During his periodic exiles from public office, Mr. Moore helped to steer public debate using a nonprofit organization called the Foundation for Moral Law, which says it “exists to restore the knowledge of God in law and government and to acknowledge and defend the truth that man is endowed with rights, not by our fellow man, but by God!”
The organization, which Mr. Moore’s wife now leads, was the subject of a complaint filed to the Internal Revenue Service last week, accusing the group of “repeatedly and expressly” advocating for Mr. Moore’s election to the Senate, in conflict with its tax-exempt status. Mr. Moore says the criticism of the organization is politically motivated.
Though he has done little to excise himself from the clamor of evangelical politics, Mr. Moore sometimes complains about being regarded solely as a culture warrior.
“They put me in a religious thing because I acknowledge God,” he said in an interview. “I regret voters don’t hear me talk about laws and all the things I do otherwise in government. When I was on the court, I dealt with everything.”
Service in the Senate presents similarly sweeping challenges, and the Capitol Hill establishment is not likely to roll out a welcome mat for Mr. Moore. He said throughout the campaign that he would be a gadfly, not an obedient follower of the party line laid down by Senator Mitch McConnell, the majority leader, whose allies spent heavily in Alabama trying to help Mr. Strange keep his seat.

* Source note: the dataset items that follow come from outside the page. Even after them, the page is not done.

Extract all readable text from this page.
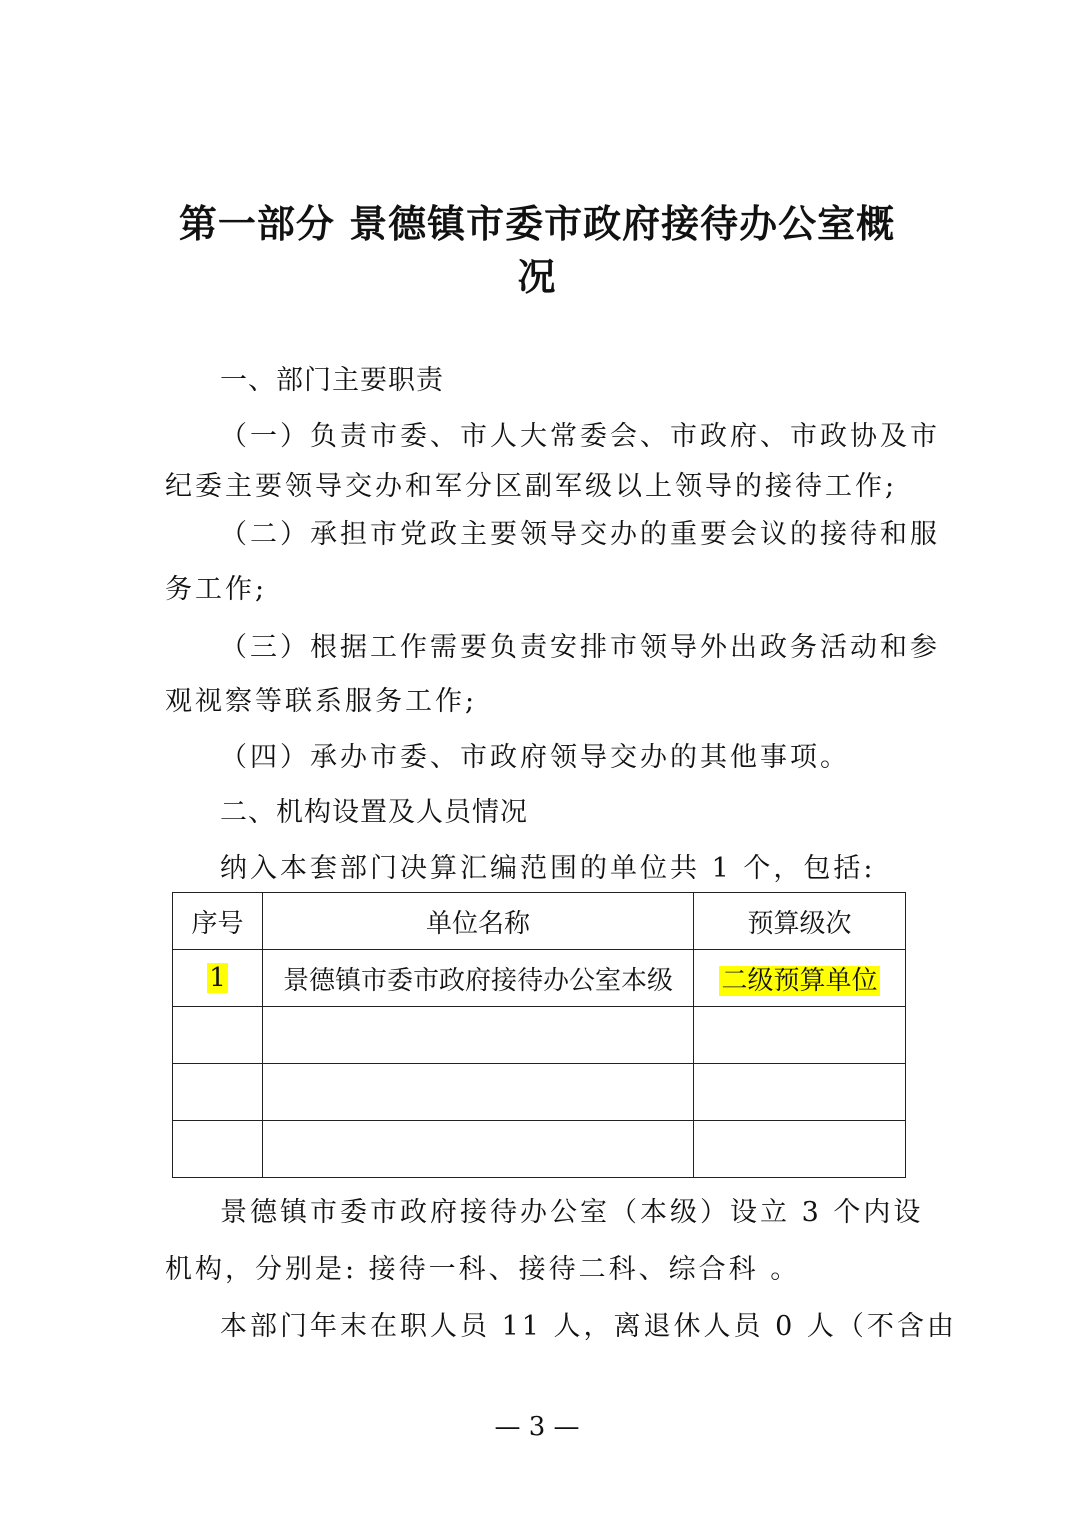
第一部分 景德镇市委市政府接待办公室概
况
一、部门主要职责
（一）负责市委、市人大常委会、市政府、市政协及市
纪委主要领导交办和军分区副军级以上领导的接待工作;
（二）承担市党政主要领导交办的重要会议的接待和服
务工作;
（三）根据工作需要负责安排市领导外出政务活动和参
观视察等联系服务工作;
（四）承办市委、市政府领导交办的其他事项。
二、机构设置及人员情况
纳入本套部门决算汇编范围的单位共 1 个，包括:
序号	单位名称	预算级次
1	景德镇市委市政府接待办公室本级	二级预算单位

景德镇市委市政府接待办公室（本级）设立 3 个内设
机构，分别是: 接待一科、接待二科、综合科 。
本部门年末在职人员 11 人，离退休人员 0 人（不含由
— 3 —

“McConnell and all of those people in Washington know I’m not to be controlled,” said Mr. Moore, whose campaign won the support of Stephen K. Bannon, the executive chairman of Breitbart News and Mr. Trump’s onetime chief strategist. “I’m not going to be managed, I’ve never been,” Mr. Moore said.
Though he is dismissive of his party’s leadership, he is no one’s idea of a centrist, and would probably vote the same way as Mr. McConnell on most issues. Like nearly every Southern Republican running for a statewide office this year, he has campaigned on repealing the Affordable Care Act, protecting gun rights, increasing military spending and toughening immigration enforcement.
Yet longtime observers of the man whom many know simply as Judge Moore sometimes struggle for a neat, overarching description of his approach to public policy, beyond simple populism. In his years on the bench, he stayed at something of a remove from the pro-business orthodoxy of the Republicans who have won near-absolute power in Alabama in recent years, and for an array of reasons, business leaders have chronically kept their distance from him.
“He’d probably be considered conservative by some standards, less so by others,” said Jere Beasley, a trial lawyer who once served as a Democratic lieutenant governor and who donated to Mr. Moore’s campaign.
Mr. Beasley praised Mr. Moore for a ruling he handed down on arbitration, but other decisions give his judicial record a texture that surprises both supporters and critics. In occasional dissents, for instance, Mr. Moore voiced support for overhauling sentencing laws that some say are too harsh and too rigid. Writing in a robbery case last year, Mr. Moore said, “There is a difference between justice and overkill.” In another case, he argued that a life sentence for a nonviolent drug crime had shown “grave flaws in our statutory sentencing scheme.”
“He is a populist,” Mr. Zeigler said of Mr. Moore, whose campaign had a fraction of the financial support that Mr. Strange attracted. “I don’t think he intends to be. He just is.”
It is a model that has long proven politically effective. And on Tuesday, at least, it overcame more than $10 million in advertising spending by Mr. Strange’s allies.
“It’s almost the same appeal that Trump has, but it comes from a totally different place,” Mr. Mowery said. “The state’s motto is, ‘We dare defend our rights.’ It kind of starts right there: A lot of people feel Roy Moore is the guy who’s done that.”